8.03.2003

McCoy Tyner Trio, Damrosch park Band Shell,8/2/03
Lincoln Center Out of Doors Series.
Charnett Moffett – bass, Al Foster – drums

Packed, overflowing Damrosch Park. Good to see so many people out to hear this particular strain of American culture.

Acoustic music sounds good in a small room. The space of the room is an additional member of the band. No music sounds good in a festival setting. It’s unreasonable to expect it. The only loud thing that sounds good in a huge open space is thunder. When any music is played loudly through PA speakers outside the highs sound tinny, the mids sound flat and the lows sound muffled and boomy. You go to these concerts for the spectacle and large scale mutual appreciation, and to see how an artist handles approaching such a large audience.

The other traditional hazards of festival jazz were also firmly in place -- some tired, grumpy turf-war crowd vibes peppered in among the slightly forced excited happiness. Worst of all, though, was the fact that the musicians were playing to what they thought the crowd wanted -- relaxed accessibility.

The disappointment of comparing what you hear now with what you hear on the Coltrane records, or on Tyner’s own work from the sixties and early seventies, is fairly keen. It makes you want to go home and put on Extensions. Tyner still had a few good moments, though. Seeing him in a club is obviously a much better experience.

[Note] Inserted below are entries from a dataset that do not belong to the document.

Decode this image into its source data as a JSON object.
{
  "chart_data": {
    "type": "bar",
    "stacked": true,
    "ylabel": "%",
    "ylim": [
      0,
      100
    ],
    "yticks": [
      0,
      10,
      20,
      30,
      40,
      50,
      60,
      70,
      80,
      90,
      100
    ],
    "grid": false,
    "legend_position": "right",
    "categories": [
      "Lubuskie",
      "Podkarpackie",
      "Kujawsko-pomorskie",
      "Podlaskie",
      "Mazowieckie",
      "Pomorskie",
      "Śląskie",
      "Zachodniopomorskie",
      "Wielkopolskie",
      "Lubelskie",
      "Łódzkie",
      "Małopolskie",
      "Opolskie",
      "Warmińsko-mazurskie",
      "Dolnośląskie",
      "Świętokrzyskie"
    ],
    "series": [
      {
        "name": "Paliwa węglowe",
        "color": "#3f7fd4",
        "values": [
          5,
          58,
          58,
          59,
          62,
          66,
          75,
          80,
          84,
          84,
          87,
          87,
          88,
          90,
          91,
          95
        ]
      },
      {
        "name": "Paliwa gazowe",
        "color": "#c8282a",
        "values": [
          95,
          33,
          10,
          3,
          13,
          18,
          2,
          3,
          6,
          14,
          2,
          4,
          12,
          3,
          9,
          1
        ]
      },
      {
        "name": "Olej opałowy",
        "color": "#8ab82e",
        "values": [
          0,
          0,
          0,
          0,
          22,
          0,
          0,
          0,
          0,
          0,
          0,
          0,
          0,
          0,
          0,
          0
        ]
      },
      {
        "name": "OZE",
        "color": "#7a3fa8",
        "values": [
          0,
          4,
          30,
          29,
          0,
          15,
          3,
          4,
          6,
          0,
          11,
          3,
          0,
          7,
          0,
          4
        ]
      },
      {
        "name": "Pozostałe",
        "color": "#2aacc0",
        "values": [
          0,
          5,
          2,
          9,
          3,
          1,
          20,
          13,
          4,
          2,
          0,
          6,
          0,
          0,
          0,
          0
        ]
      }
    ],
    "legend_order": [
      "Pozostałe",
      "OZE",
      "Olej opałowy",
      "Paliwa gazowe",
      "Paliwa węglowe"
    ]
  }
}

The high point was an oud-like Moffett bass solo built around a monochordal Arabic scale vamp. Some beautifully placed extended techniques used to develop and broaden the melodic and rhythmic content of the solo rather than to just show off the extended techniques. I remember hearing Sonny Rollins here a few years ago and the high point of the concert was also an Arabic scale based solo by Rollins. Is there something about this space that brings this out?